VCFX_quality_adjuster¶
Overview¶
VCFX_quality_adjuster
transforms the QUAL field values in a VCF file by applying mathematical functions such as logarithm, square root, or square. This tool is useful for scaling quality scores to make them more interpretable or to prepare them for downstream analysis.
Usage¶
VCFX_quality_adjuster [OPTIONS] < input.vcf > output.vcf
Options¶
Option | Description |
---|---|
-a , --adjust-qual <FUNC> |
Required. The transformation function to apply.

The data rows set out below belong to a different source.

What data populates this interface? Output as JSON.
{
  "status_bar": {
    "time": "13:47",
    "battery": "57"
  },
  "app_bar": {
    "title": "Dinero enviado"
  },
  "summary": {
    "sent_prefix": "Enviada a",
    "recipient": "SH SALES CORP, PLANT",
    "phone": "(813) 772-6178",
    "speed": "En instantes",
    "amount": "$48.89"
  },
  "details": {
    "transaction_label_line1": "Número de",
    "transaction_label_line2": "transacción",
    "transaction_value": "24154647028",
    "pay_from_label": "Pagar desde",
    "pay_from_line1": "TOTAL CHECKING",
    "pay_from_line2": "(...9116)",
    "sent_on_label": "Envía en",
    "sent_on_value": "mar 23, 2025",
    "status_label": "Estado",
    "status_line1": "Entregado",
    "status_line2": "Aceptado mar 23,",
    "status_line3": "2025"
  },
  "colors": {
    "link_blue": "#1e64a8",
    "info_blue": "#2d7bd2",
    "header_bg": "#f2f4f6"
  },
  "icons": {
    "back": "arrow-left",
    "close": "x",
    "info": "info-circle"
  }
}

Must be one of: log , sqrt , square , or identity . |
-n , --no-clamp |
Do not clamp negative or extremely large values resulting from transformations. |
-h , --help |
Display help message and exit (handled by vcfx::handle_common_flags ) |
-v , --version |
Show program version and exit (handled by vcfx::handle_common_flags ) |
Description¶
VCFX_quality_adjuster
processes a VCF file line by line, applying a specified mathematical transformation to the QUAL field (6th column) of each variant record. The tool:
- Reads the VCF file from standard input.
- Identifies header lines (beginning with #) and passes them through unchanged.
- For data lines, extracts the QUAL value and applies the specified transformation.
- By default, clamps negative values to 0 and extremely large values to 10^12.
- Writes the modified VCF to standard output.
Supported Transformations¶
- log: Applies natural logarithm (ln) to the quality score. Small constant (10^-10) is added to prevent log(0).
- sqrt: Applies square root to the quality score. Negative values are treated as 0.
- square: Multiplies the quality score by itself.
- identity: No transformation, passes the quality score unchanged.
Output Format¶
The output is a VCF file with the same format as the input, but with transformed QUAL values. All other fields remain unchanged, maintaining full compatibility with standard VCF parsers and tools.
Examples¶
Logarithmic Transformation¶
# Transform quality scores using natural logarithm
VCFX_quality_adjuster --adjust-qual log < input.vcf > log_transformed.vcf
Square Root Transformation¶
# Apply square root to quality scores
VCFX_quality_adjuster --adjust-qual sqrt < input.vcf > sqrt_transformed.vcf
Square Transformation without Clamping¶
# Square quality scores without clamping large values
VCFX_quality_adjuster --adjust-qual square --no-clamp < input.vcf > squared_unclamped.vcf
In a Pipeline¶
# Filter variants and then transform quality scores
VCFX_record_filter --quality ">20" < input.vcf | VCFX_quality_adjuster --adjust-qual log > filtered_log_transformed.vcf
Handling Special Cases¶
The tool implements several strategies for handling edge cases:
- Missing QUAL values: Fields marked with
.
or empty fields are treated as 0. - Non-numeric QUAL values: Lines with non-numeric QUAL values generate a warning and are skipped.
- Negative results: By default, negative values resulting from transformations (e.g., log of a value < 1) are clamped to 0. This behavior can be disabled with
--no-clamp
. - Very large values: Values above 10^12 are clamped to prevent numerical issues. This behavior can be disabled with
--no-clamp
. - Malformed lines: Lines with fewer than 8 fields generate a warning and are skipped.
- Empty lines: Empty lines are preserved in the output.
Performance¶
VCFX_quality_adjuster
is designed to be efficient:
- It processes the VCF file in a single pass, requiring minimal memory footprint.
- All transformations are simple mathematical functions with constant-time complexity.
- The tool streams data directly from input to output without storing the entire file in memory.
Limitations¶
- Only the QUAL field is transformed; other numeric fields (like INFO fields) remain unchanged.
- No facility to define custom transformation functions beyond the four built-in options.
- Cannot apply different transformations to different variants or regions in a single run.
- Lack of options for formatting the transformed values (e.g., number of decimal places).
- No built-in option to back-transform values to their original scale.